Dr Twyford entered the world of academia from a career in finance, with the aim of striking a greater work/life balance. Although originally not drawn to the research side of the role, her PhD has made her fall in love with the process. Now a Lecturer in the School of Accounting, Economics and Finance, Dr Twyford relishes working with students but is also intent on further developing her thesis theory.
“I want to examine how it can be applied in contemporary society, because there are instances of financial and political loss,” she said. “We look back on the Holocaust and we still can’t quite believe it happened, but there are warning sides there for contemporary society, too. If we can engage with the financial side, we can understand how people become dehumanised and how the process to end their actual life occurs.

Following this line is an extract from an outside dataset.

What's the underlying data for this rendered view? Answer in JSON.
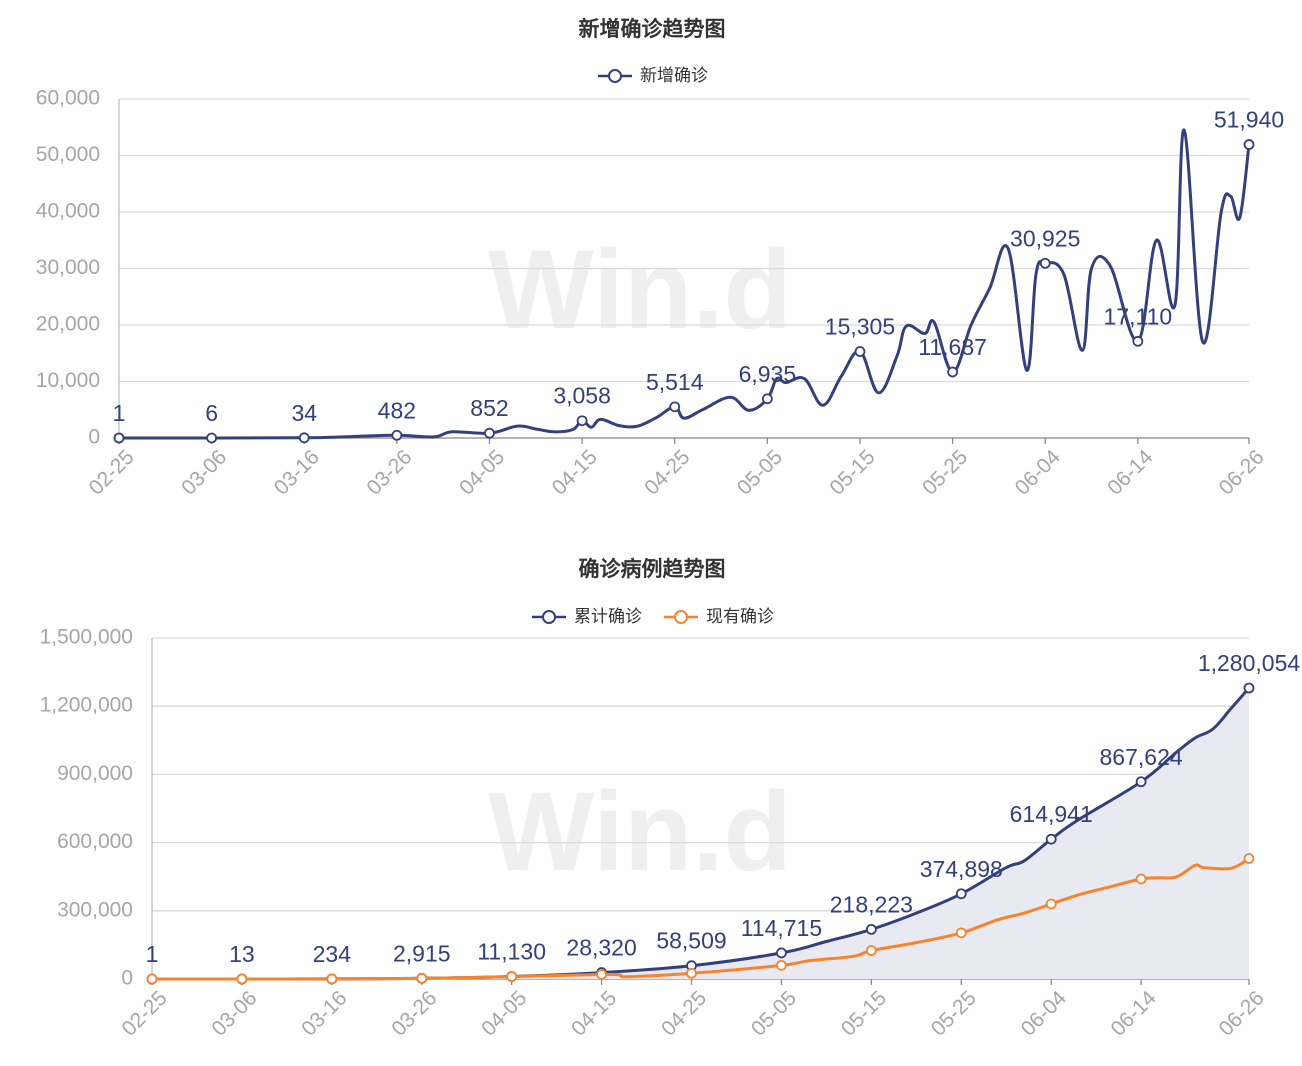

“Accounting enables us to disguise and reveal information. Accountants were complicit in the Holocaust. They were the ones who were figuring out how much to tax the Jewish people, how to take in their wealth. Otherwise, how would the state have known what to take?
“Accounting formed part of the techniques required to translate Nazi ideology into destruction. They followed the directions of the Nazi state and this decision would ultimately lead to the implication of the accounting profession in some of the worst acts perpetrated against humanity.”